= Battle Circle =

Trilogy of science fiction novels by Piers Anthony

Single volume (publ. Avon Books), 1978
Cover artist: Patrick Woodroffe

Battle Circle is a trilogy of science fiction novels by Piers Anthony. Originally published separately, the trilogy was later combined into a single volume.

==Setting==
The novels take place on a post-apocalyptic Earth. The history is not given in detail, but the landscape is filled with the ruins of the previous civilization, and large areas (referred to as the "badlands") are still deadly because of radiation, presumably from nuclear war. In North America, there are three main civilizations: the crazies, the underworlders, and the nomads, who are the main focus of the novels.

== Combat ==
The nomad society lives by a strict code of conduct. Conflicts over anything, a perceived slight or the right to sleep with a woman, are settled by combat in the battle circle. Often skilled fighters will fight to recruit men into their tribes.

Each man is known by the weapon(s) he wields, hence the names of the title characters. Most men wield one of the six traditional weapons: sword, club, sticks, staff, daggers or morning star (more commonly known as a heavy flail—a spiked ball on a chain). Sos, originally named "Sol the Sword", is forced to give up his name and weapon after being defeated by Sol of All Weapons, and learns to use a non-standard weapon: a metal cable with weights on the end of it. Var wields sticks, essentially two batons, also made of metal. Neq wields a traditional sword.

Despite the fact that the weapons are deadly, fights are rarely fatal. Combat ceases when one man is obviously defeated, either because he cannot defend himself or because he has left the circle, voluntarily or otherwise.

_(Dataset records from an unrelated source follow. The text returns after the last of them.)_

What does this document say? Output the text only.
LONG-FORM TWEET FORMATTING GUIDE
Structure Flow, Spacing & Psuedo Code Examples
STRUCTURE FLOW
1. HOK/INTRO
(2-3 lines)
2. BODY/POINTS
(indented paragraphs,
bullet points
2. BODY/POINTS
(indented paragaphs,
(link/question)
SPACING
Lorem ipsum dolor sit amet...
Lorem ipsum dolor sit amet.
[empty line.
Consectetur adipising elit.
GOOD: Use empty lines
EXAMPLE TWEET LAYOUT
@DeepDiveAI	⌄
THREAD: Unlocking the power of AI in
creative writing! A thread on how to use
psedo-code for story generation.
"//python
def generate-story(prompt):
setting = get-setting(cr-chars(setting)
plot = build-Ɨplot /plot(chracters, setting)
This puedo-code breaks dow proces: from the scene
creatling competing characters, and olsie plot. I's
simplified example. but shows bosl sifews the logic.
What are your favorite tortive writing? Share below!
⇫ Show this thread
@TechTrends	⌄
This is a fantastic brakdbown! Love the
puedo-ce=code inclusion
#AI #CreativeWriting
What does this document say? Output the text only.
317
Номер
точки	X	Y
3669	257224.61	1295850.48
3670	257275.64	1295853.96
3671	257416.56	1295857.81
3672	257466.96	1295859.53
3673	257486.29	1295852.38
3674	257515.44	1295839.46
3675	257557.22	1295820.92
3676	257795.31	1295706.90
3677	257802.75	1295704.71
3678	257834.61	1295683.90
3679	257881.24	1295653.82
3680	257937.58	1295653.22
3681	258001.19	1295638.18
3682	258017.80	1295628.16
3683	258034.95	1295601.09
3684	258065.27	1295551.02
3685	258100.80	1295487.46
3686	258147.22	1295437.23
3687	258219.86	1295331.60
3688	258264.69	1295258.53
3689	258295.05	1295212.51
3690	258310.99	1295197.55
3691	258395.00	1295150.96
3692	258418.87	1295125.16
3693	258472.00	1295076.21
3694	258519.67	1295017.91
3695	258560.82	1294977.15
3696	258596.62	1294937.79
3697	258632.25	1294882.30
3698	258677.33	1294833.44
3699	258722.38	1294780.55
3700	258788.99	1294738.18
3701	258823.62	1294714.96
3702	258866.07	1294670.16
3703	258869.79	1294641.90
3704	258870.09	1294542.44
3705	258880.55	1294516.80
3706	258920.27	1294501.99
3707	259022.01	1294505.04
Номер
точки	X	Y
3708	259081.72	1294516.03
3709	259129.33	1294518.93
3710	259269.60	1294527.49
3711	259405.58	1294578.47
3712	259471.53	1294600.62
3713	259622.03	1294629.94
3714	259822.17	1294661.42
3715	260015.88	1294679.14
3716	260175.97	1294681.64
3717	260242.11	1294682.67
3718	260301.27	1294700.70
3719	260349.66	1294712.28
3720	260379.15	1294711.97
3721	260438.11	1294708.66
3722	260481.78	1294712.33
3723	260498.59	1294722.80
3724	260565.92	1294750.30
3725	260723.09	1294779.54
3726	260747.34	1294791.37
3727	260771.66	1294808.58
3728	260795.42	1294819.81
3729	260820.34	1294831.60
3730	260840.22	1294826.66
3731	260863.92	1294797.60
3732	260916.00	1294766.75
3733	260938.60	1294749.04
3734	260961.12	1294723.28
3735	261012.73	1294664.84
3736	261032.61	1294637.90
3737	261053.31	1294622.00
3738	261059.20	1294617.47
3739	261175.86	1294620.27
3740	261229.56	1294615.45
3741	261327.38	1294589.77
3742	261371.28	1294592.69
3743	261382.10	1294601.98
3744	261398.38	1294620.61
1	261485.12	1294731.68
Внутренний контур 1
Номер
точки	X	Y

Combat can also be between teams, either fighting together in pairs or in multiple single matches. In the latter case, strategy can become involved choosing whom to put in the circle against a particular opponent.

== Names ==
The nomads have a very particular naming convention. Men choose their own first name, which follows the pattern consonant-vowel-consonant. As mentioned above, their last name is the weapon(s) they wield. Women are inherently nameless, and when they are bound to a man (a situation which is breakable at any time by either party) her name is the man's name plus a. Children take the name of their father plus i. So if Var had a wife, she would be Vara, and if they had children, they would all be known as Vari until they achieved adulthood.

== Series synopsis ==
=== Sos the Rope (1968) ===
Two wandering warriors meet at an isolated hostel, one of many maintained by the crazies for their own inexplicable reasons. A dispute breaks out when they discover they share the same name. Sol of All Weapons insists that Sol the Sword change his name. When the latter refuses, they enter the battle circle. Sol the Sword nearly wins with an ingenious maneuver, but his opponent is superlatively skilled and defeats him. Now nameless, the loser is honor-bound to trek to the Mountain to end his life. However, Sol of All Weapons is greatly impressed by his opponent's astuteness. Sol offers part of a name (Sos) in return for becoming his adviser. For Sol has a grand dream: to forge an empire from the many small tribes. It is revealed that the people in the Mountain, a remnant of the ancient civilization, produce goods that the crazies give to the nomads, thus stabilizing the society. Eventually Sol, along with Sos' daughter (whom Sol claims as his own), is forced to the Mountain and Sos is ordered by the underworld to dismantle the empire.

=== Var the Stick (1972) ===
Rather than dismantling the empire Sos leads an attack on the Mountain and it is eventually destroyed. His (and in her mind Sol's) daughter escapes with Var and, pursued by both Sol and Sos, they flee via the Aleutian Islands to China, which has reconstituted an imperial civilization. Reconciled with Sol and Sos, they start back to America. Pursued by the Emperor of China, the two older men die so that the others can escape.

=== Neq the Sword (1975) ===
With the Mountain in ruins nomadic civilization is collapsing into barbarism. Working with the remaining crazies Neq attempts to reconstitute his society. Through a misunderstanding he kills the returning Var, but establishes a relationship with the daughter of Sol and Sos. In time the Mountain is restored under Neq's leadership and without secrecy. At the close of the book the inhabitants of the Mountain are developing trade with a similar site in Latin America. It will take a long time, but slowly civilization is being rebuilt.